Zenith: El Primero A384 Revival
Zenith: Chronomaster Revival El Primero A384 (Bild: © diode SA - Denis Hayoun)

Die Chronomaster Revival El Primero A384 geht auf den allerersten öffentlich präsentierten Armbandchronographen mit Automatikwerk zurück. Die Schweizer Manufaktur Zenith hatte diesen am 10. Januar 1969 vorgestellt. Die Neuauflage erscheint im historisch korrekten tonneauförmigen Edelstahlgehäuse mit einer Breite von 37 Millimetern. Im Innern tickt das seitdem nur marginal upgedatete Automatikkaliber El Primero 400 mit Schaltrad, Zehntelsekunden-Messgenauigkeit und 50 Stunden Gangreserve. Mit Alligatorlederband kostet die gelungene Retrouhr 8.300 Euro.

Chronograph mit Panda-Zifferblatt #3: Breitling Chronomat B01 42

Breitling: Chronomat B01 42 mit silberfarbenem Zifferblatt
Breitling: Chronomat B01 42

Die Chronomat B01 42 hat Breitling 2020 als Re-Edition der legendären Chronomat aus den Achtzigern zurückgebracht. Typische Merkmale sind das sogenannte Rouleaux-Band und die vier Reiter auf der Lünette, die sich tauschen lassen, um aus der Minutenzählskala eine Countdownskala zu machen. Neben dem abgebildeten Modell mit klassischem Panda Dial gibt es mehrere weitere Zifferblattvarianten. Im Innern des 42 Millimeter großen Edelstahlgehäuses arbeitet das Manufakturkaliber B01 mit Schaltradsteuerung, vertikaler Kupplung und 70 Stunden Gangreserve. Wie jede Breitling-Uhr hat die Chronomat B01 42 ein Chronometerzertifikat der offiziellen Schweizer Prüfstelle COSC vorzuweisen. Der Chronograph kostet 7.900 Euro.

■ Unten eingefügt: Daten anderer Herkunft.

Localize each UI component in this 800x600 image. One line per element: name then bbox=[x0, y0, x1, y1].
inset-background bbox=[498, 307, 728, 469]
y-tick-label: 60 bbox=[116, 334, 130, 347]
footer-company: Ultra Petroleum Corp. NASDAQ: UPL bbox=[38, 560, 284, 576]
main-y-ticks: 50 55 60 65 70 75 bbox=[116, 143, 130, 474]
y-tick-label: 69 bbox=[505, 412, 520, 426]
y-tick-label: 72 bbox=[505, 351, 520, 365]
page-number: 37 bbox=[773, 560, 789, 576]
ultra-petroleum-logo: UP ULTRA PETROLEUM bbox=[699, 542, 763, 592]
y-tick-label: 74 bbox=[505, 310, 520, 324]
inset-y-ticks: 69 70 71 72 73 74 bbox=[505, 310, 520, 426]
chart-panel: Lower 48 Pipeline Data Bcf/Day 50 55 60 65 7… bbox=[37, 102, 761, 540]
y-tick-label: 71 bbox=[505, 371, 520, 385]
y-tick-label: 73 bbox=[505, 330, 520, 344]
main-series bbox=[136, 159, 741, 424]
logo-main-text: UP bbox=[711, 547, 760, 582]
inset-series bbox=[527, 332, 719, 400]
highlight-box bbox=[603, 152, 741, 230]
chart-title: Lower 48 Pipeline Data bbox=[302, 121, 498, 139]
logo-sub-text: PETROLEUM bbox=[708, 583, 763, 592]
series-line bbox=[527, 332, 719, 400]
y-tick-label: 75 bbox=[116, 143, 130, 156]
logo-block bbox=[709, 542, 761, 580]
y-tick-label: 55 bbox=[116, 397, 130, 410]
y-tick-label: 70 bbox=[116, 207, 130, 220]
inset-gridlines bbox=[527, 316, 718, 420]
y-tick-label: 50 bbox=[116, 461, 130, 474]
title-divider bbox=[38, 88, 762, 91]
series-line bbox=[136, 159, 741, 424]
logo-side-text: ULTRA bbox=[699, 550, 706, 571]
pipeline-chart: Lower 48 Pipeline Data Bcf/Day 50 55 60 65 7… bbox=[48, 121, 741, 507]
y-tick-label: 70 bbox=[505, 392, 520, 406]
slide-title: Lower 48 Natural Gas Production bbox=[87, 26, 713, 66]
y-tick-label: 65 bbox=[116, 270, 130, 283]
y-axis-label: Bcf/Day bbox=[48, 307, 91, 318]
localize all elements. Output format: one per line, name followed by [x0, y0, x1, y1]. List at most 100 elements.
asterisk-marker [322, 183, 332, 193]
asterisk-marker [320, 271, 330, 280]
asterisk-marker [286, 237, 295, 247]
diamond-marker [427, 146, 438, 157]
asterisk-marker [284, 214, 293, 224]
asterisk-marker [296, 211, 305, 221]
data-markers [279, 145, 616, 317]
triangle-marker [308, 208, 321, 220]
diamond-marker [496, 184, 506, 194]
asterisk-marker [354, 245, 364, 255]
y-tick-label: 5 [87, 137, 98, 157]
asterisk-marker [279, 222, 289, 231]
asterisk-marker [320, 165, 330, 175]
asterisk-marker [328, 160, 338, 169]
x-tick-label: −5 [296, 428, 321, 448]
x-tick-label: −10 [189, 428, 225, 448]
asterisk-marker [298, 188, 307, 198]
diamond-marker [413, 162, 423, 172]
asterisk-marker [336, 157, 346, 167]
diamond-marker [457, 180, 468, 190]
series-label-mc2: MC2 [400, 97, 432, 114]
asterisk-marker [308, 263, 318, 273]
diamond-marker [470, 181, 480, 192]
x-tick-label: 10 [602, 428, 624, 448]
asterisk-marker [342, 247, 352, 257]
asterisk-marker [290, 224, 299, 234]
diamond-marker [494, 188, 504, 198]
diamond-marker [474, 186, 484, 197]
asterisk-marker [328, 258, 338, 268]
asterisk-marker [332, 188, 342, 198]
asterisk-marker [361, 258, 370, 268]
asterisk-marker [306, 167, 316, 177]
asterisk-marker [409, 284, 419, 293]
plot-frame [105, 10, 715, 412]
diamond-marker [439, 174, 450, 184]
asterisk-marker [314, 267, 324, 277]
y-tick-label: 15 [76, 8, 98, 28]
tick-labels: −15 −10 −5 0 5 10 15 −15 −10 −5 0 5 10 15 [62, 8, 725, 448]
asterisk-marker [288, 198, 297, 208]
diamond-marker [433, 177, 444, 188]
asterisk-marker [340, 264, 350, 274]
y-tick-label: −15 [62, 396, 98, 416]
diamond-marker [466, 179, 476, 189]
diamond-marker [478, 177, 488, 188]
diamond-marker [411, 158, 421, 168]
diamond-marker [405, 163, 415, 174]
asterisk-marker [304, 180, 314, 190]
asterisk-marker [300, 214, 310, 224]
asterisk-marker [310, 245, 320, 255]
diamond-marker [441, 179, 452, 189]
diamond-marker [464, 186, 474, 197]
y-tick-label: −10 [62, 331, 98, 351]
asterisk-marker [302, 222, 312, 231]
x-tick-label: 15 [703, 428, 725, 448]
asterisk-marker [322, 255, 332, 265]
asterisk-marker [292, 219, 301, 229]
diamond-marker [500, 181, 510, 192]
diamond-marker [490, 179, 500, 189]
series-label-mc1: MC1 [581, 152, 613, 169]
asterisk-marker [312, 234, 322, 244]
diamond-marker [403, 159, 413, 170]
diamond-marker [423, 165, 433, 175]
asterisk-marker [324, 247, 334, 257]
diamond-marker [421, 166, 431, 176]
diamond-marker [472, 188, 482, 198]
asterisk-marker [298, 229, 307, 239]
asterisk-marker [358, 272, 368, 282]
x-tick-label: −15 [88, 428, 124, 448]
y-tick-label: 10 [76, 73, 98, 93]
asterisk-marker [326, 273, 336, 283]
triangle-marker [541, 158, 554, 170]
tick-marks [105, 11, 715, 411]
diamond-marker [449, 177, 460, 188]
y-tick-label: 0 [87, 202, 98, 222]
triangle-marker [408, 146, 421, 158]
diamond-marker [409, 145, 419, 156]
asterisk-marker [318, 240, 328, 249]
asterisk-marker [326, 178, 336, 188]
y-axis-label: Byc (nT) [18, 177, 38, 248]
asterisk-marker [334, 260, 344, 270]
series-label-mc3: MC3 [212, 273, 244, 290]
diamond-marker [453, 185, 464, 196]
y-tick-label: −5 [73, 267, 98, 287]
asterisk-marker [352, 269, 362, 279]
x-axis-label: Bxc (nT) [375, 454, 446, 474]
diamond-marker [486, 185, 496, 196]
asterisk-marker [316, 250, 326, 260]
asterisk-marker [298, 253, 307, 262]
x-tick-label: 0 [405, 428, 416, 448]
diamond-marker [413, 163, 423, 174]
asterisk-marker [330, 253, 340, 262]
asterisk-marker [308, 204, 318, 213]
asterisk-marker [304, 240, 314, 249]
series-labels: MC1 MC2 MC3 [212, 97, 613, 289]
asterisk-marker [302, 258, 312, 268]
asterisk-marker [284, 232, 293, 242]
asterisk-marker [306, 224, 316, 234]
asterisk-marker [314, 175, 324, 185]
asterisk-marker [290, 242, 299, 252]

Chronograph mit Panda-Zifferblatt #4: Parmigiani Tondagraph GT Steel Silver Black

Parmigiani: Tondagraph GT Steel Silver Black
Parmigiani: Tondagraph GT Steel Silver Black

Parmigiani bringt seinen Tondagraph GT in einer coolen Two-Tone-Optik mit Panda-Zifferblatt: der neue Tondagraph GT Steel Silver Black kombiniert ein silberfarbenes Zifferblatt mit schwarzen Keramik-Hilfszifferblättern. Im Innern der 42 Millimeter großen Uhr arbeitet das Manufakturkaliber PF043 mit Automatikaufzug und 45 Stunden Gangreserve. Es verfügt nicht nur über eine Chronographenfunktion, sondern auch über einen Jahreskalender: Neben dem Großdatum unterhalb des Markenlogos findet sich in der kleinen Sekunde bei 3 Uhr die Monatsangabe, die Uhr muss einmal jährlich am 1. März korrigiert werden. Der bis 100 Meter wasserdichte Tondagraph GT Steel Silver Black kostet mit Edelstahlband samt Edelstahlfaltschließe 19.500 Euro.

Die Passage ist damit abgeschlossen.